On the other hand, for self-declared hater of labels, maybe I’m getting too hung up on words. Frank says:
“In such a climate, the old lowbrow / highbrow categorization becomes utterly irrelevant” (2001: 102).
One of the tell-tale signs that my theory is heavily under-developed is the fact that many forms of music go unnoticed by the culturally exploitative corporations Frank talks about, hence these forms of music never achieve mainstream popularity. This could be seen as a positive for the cultural elitists who can still always claim to be into ‘alternative’ culture (refer to the title of this post), but also a negative as the rest of the population never gets exposed to these musics. This is the primary moral reason cited by artists who are deemed to have ‘sold out’ by joining major record labels: “Our music can reach more people this way.”
The common argument opposing this is that the bureaucracy of major record labels can force artists to make their sound more ‘popular’, so it is easier to market. The irony is that the artist has been picked up for their original (‘alternative’) sound, yet the sound is often still a little too original to be easily marketed.

Frank says:

“Few among us are foolish enough to believe that “the music industry” is just a bigger version of the nextdoor indie label, just a collection of simple record companies gifted mysteriously with gargantuan budgets and strange powers to silence criticism.” (2001: 105).

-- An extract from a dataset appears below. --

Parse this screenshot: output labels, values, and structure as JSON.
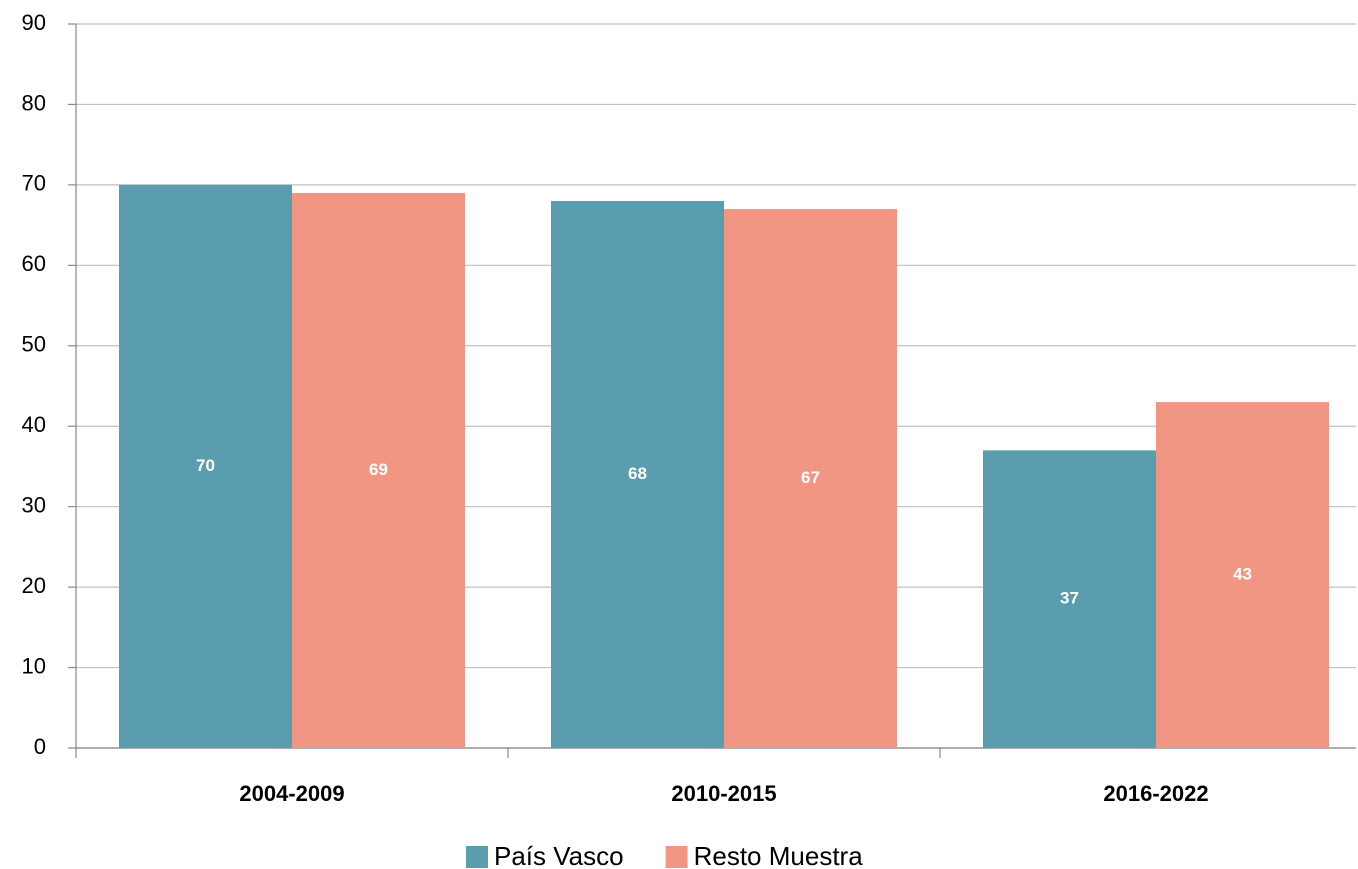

There can be difficulty in evaluating the level of ‘authenticity’ of an artist who allows their fans the ‘alternative’ stamp of pride by labelling themselves thus:

“Almost without exception, the groups and music that are celebrated as “alternative” are watery, derivative, and strictly second-rate; so uniformly bad, in fact, that one begins to believe that stupid shallowness is a precondition of their marketability.” (Frank 2001: 96)

Frank supports this with the example of Pearl Jam:

“Time’s story on “alternative” rock never once mentions a band that is not a “co-optation,” that still produces records on an actual independent label. As per the usual dictates of American culture, only money counts, and indie labels don’t advertise in Time. So Pearl Jam, a major-label band that has made a career out of imitating the indie sounds of the late eighties, wins the magazine’s accolades as the “demigod” of the new “underground,” leading the struggle for “authenticity” and against “selling out.” (2001: 95).

Finally, Frank says:

“Under no condition is “popular culture” something that we make ourselves … It is, strictly and exclusively, the stuff produced for us in a thousand corporate board rooms and demographic studies.” (2001: 102).

Since I’ve just talked about the way alternative culture becomes popular culture, then the same could be said for alternative culture. This destroys the idealistic notion that a truly alternative culture is even possible, as Frank despairs:

“there is, quite simply, almost no dissent from the great cultural project of corporate America, no voice to challenge the television’s overpowering din. You may get a sifferent variety of shoes this year, but there is no “alternative,” ever.” (2001: 103).

Reference:
Frank, Tom. 2001. Chapter 8: “Alternative to what?” from “Popular culture: production and consumption”, Malden, Mass: Blackwell Publishers, 2001, pp 94-105.